Monday, January 7, 2019

Pope Francis Owns a Copy of Kelegeen!







There are unexpected benefits to working for the Church.  One is that the office I work in, the Diocesan Tribunal, is across the hall from the Office of the Bishop.  Our offices interact frequently and I see the bishop on a fairly regular basis.  After my debut novel,
Kelegeen, was released in March of 2018, I presented a signed copy to Bishop McManus.  Since one of the main characters is a priest, I thought he might enjoy it.


Apparently, I was correct.  For the next week every time I saw him he gave me an update on what was happening in the story.  One day he even complained that he hoped he would finish it soon because it was keeping him up at night.  “I was reading your book and I looked at the clock and was stunned to see it was four o’clock in the morning but I just couldn’t put it down!” he told me.

So when I heard that he would be traveling to Rome in October for a meeting with a group of cardinals at the Vatican, I asked if he would mind bringing a signed copy of Kelegeen with him to give to the pope and he readily agreed.  I packaged it up nicely in a gift bag, included a short, personal letter to His Holiness and gave it to Bishop McManus to take with him.

Bishops tend to have extremely full schedules.  Hardly a day goes by when he does not have to be at some event, celebrating a special Mass, attending a conference, or chairing one of many committee meetings.  Immediately before his trip to Rome, he had a conference to attend in Texas.  Everything was being done in the usual rush and flurry of getting from one place to the next to the next.  Finally, the date I knew he was taking off for Rome arrived and I imagined my novel on its way to the Holy Father.

Shortly after his return, Bishop McManus appeared at my desk looking a bit sheepish.  “I have a confession to make,” he said.  

I resisted the temptation to voice any of the multitude of jokes that statement brought to mind.  

“I was so busy with all the things I had to do before leaving for Rome,” he continued, “that I completely forgot to pack your book.”  I tried not to appear as crestfallen as I felt, though I’m not sure I succeeded.  

“However,” he continued, “Monsignor Kelly will be visiting from Rome in November.  I will ask him to take it with him when he returns.”  

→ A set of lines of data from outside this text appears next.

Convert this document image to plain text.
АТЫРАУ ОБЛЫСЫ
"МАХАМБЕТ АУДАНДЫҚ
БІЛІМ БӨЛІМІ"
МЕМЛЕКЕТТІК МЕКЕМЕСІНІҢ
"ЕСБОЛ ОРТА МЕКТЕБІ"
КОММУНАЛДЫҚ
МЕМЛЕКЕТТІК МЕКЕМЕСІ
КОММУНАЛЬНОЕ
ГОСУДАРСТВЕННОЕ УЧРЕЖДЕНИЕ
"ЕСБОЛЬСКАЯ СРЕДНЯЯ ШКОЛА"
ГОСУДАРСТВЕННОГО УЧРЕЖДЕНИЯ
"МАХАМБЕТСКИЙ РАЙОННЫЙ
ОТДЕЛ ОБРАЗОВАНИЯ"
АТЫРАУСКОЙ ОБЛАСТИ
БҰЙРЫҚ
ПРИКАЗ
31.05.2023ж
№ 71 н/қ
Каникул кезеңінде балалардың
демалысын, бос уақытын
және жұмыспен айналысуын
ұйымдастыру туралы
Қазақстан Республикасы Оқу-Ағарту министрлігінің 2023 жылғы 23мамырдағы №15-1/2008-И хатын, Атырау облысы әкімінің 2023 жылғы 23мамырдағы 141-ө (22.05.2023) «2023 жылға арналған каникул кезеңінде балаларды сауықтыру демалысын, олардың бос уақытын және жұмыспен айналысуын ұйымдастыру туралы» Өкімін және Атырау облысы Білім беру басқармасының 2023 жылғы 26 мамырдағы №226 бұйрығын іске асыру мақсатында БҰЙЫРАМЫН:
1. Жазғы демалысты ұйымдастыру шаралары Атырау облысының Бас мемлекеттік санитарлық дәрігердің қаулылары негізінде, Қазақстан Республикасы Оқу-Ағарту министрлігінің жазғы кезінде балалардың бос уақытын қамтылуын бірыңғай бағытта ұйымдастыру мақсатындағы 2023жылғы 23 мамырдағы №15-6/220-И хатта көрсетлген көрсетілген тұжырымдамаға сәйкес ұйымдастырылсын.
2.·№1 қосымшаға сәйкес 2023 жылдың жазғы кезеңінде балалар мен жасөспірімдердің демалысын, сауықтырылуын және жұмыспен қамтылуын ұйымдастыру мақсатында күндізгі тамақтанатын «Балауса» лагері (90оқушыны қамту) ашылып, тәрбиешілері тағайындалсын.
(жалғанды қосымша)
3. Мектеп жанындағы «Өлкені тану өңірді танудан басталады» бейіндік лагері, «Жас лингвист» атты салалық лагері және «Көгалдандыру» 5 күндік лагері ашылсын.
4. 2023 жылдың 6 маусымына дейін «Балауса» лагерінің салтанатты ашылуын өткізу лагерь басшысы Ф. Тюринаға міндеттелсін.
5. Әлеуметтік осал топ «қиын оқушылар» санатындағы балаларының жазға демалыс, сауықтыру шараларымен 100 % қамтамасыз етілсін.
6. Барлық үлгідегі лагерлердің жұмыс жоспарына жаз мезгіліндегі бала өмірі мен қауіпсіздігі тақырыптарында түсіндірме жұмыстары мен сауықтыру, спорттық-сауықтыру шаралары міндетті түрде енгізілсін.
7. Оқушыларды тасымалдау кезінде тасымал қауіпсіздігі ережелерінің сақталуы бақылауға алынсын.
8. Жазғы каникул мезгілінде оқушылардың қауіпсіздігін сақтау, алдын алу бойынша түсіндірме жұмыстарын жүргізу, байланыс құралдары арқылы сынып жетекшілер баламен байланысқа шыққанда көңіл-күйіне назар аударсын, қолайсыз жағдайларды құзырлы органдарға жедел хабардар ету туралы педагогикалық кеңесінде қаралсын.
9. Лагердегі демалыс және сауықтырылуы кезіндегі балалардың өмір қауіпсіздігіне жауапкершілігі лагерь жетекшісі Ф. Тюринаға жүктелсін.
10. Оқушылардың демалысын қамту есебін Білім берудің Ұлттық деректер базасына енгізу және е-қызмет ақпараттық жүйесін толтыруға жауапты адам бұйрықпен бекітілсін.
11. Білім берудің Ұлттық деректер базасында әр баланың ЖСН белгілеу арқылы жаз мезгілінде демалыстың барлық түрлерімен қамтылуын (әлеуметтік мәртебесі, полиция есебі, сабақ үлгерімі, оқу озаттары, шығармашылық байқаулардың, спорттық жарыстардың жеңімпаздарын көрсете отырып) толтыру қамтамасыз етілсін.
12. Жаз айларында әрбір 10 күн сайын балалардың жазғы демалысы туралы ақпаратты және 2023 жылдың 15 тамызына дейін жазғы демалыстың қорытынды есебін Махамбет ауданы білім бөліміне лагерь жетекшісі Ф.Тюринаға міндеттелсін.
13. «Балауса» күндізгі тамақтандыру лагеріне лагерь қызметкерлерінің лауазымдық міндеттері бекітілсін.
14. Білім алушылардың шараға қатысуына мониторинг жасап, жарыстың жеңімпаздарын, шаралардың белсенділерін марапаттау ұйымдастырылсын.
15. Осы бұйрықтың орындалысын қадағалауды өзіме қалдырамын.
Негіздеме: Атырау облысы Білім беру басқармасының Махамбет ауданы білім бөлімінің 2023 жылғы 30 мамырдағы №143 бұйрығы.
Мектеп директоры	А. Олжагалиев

ll, I thought, patience is a virtue.  I’ll just have to wait a bit longer.

Perhaps the bishop’s forgetfulness was an act of divine intervention.  You see, Bishop McManus was not expecting to see the pope in person on this particular trip so he would only have been able to hand the book to someone in the Vatican with the request that they make sure it got passed on to the pope.  Heaven only knows what long chain of relays that might have involved.  However, Monsignor Kelly works at the Vatican and has access to the pope on a regular basis.  This could work out even better.

And so it did.  

In mid-November the bishop informed me that Monsignor Kelly had indeed taken the book and my letter with him upon his return to Rome and had emailed him to let him know that he had brought the book directly to the pope’s residence.  I could not have hoped for better than that!

In early December a letter arrived in the mail.  Upon opening it, I was delighted to note the Vatican letterhead.  It was a thank you letter written by Monsignor Paolo Borgia on behalf of Pope Francis.

Me holding the letter from the Vatican


In my letter to the pope, I wrote: The character of Father Brian O’Malley is based on a composite of the many wonderful priests I’ve had the good fortune to know and work alongside.  It was my intention to embody the sincere holiness and humanness I see every day in the dedicated, faith-filled priests of our diocese.  I hope I have accomplished that in the character of Father O’Malley.

Apparently, His Holiness was pleased by this affirmation in a time when the Church is beset by the evil of the sex abuse scandals, an issue I am sure tears at his heart every day.  But my words were sincere.  I have worked for the Diocese of Worcester for over eleven years and have been very active in my church and in Catholic education for even longer.  My own experience with the priests I’ve encountered and worked alongside has been overwhelmingly a witness of very good, dedicated, devout men who, though imperfect, strive to give their best to God and their fellow human beings.

As an added blessing, the date at the top of the letter reads 26 November 2018.  November 26th just happens to be my birthday.  A good omen, I’d say!

I realize that English is not one of the languages in which Pope Francis is fluent, though watching him on television when he visited the United States, I thought he held his own with it quite well.  I do hope he will be able to read and enjoy Kelegeen.  I am thrilled just knowing he owns a copy of it.  I would be tremendously honored to know he found enjoyment in reading it.